Today's shale gas boom has brought a surge of drilling across the US, driving natural gas prices to
historic lows over the past couple of years. But, according to David Hughes, geoscientist and fellow at the
Post Carbon Institute, in the future, we can expect at least the same frenzied rate of drilling – but less and less oil and gas from each well on average.
“It’s been a game changer,” Mr. Hughes said of the shale gas boom at a talk last week in Maryland, “but I would say a temporary game changer.”
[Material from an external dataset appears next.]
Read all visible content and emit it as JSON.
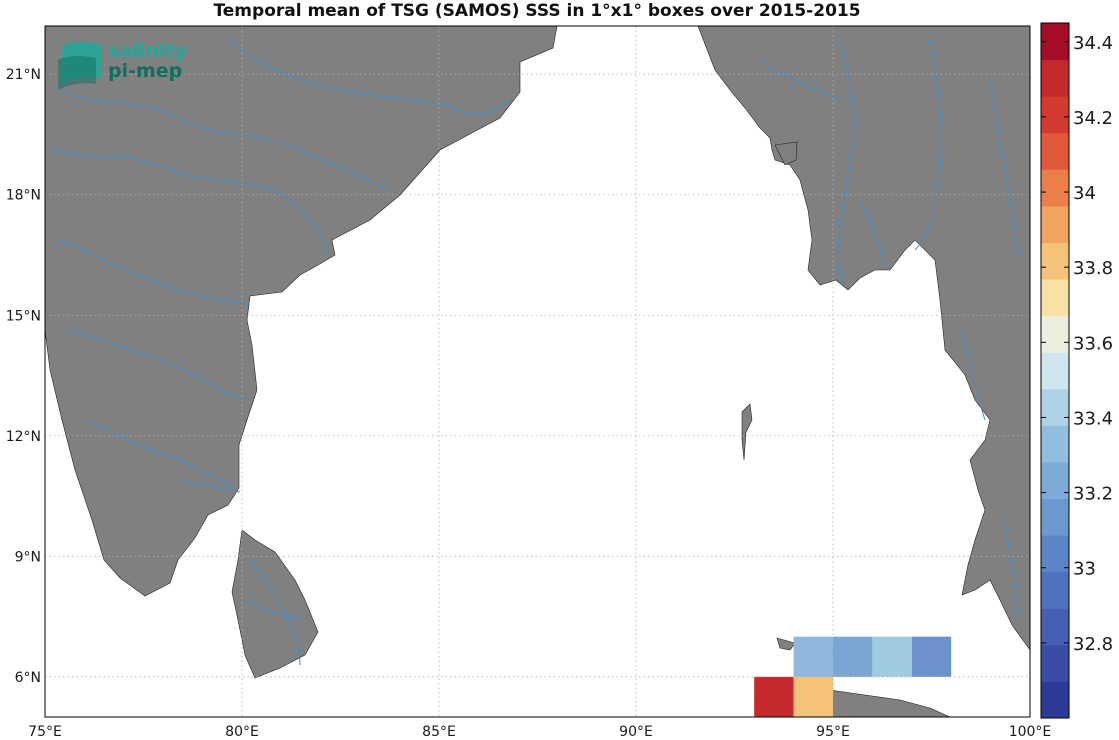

After crunching data from hundreds of thousands of oil and gas wells across the U.S., Mr. Hughes
found that just five of the country's 30 best shale plays have been responsible for 80 percent of domestic shale gas production: the Haynesville shale in Louisiana; the Barnett shale in Texas's Fort Worth region; the Marcellus shale, which underlies New York, Pennsylvania, and parts of Maryland and West Virginia; the Fayetteville shale in Arkansas; and Oklahoma's Woodford shale. When it comes to natural gas, all of the other plays pale in comparison to these five regions.
But the data reveals that in four of these top five shale-gas plays, drillers have been less and less successful in hitting the next big strike-it-rich well. Average well productivity in four of the five best American shale plays has been falling since 2010, Hughes
found. The exception, at least for now, is the Marcellus.